28.10.05

Bonjour. Tu es là? Oui, je sais que tu es là. Je sais que tu écoutes. Je sais que tu ne répondras pas. Alors je vais tout te dire. Et puis je vais m'en aller. J'ai hâte. Je vais prendre le train vers le sud. J'arrêterai quand l'envie m'en prendra, quand je sentirai que l'air est propice. Quand il fera beau.

Tu n'as rien compris, hein? Tu n'as jamais compris que je t'aimais. Je ne sais pas ce que j'aurais pu faire de plus. Ou dire. Mais je ne me pose même plus cette question-là, maintenant. Les femmes! On veut toujours régler les situations, aider l'autre. On est prêtes à sortir de nous-mêmes pour vous. À devenir d'autres, parfois. Maintenant, j'ai compris que je ne devais plus jamais faire ça. Si tu ne comprenais pas à quel point je t'aimais, ce n'est pas à moi de te le faire comprendre. Peut-être que ce n'est pas moi qu'il te fallait, tout simplement.

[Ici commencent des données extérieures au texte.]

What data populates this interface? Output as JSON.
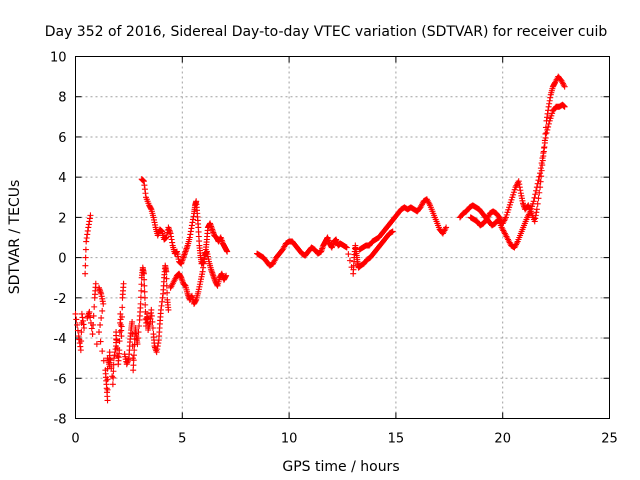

J'ai hâte de dépasser Boston. Tu te rappelles? Oui, évidemment. Je ne m'arrêterai pas à Boston, bien que j'aie beaucoup aimé cette ville. Je vais la regarder passer. Il y aura peut-être un arrêt. Les gens sortiront, entreront, placeront leur bagage. Je serai peut-être tentée de sortir, mais je ne le ferai pas. Et quand le train repartira, je serai heureuse d'avoir vaincu cette tentation. La côte s'étendra devant moi, inconnue. Infinie. Je peux continuer jusqu'au Guatemala, si je veux. Je suis libre. Tout est arrangé.

Je suis libre, mais je suis obligée de partir. Tu vois, tu as encore cet effet sur moi. Tu me coûtes cher. Très cher. Bon. Je te laisse une autre fois. Une dernière fois. Je te laisse avec ma voix enregistrée. Tu peux l'effacer. Ça ne me dérange pas.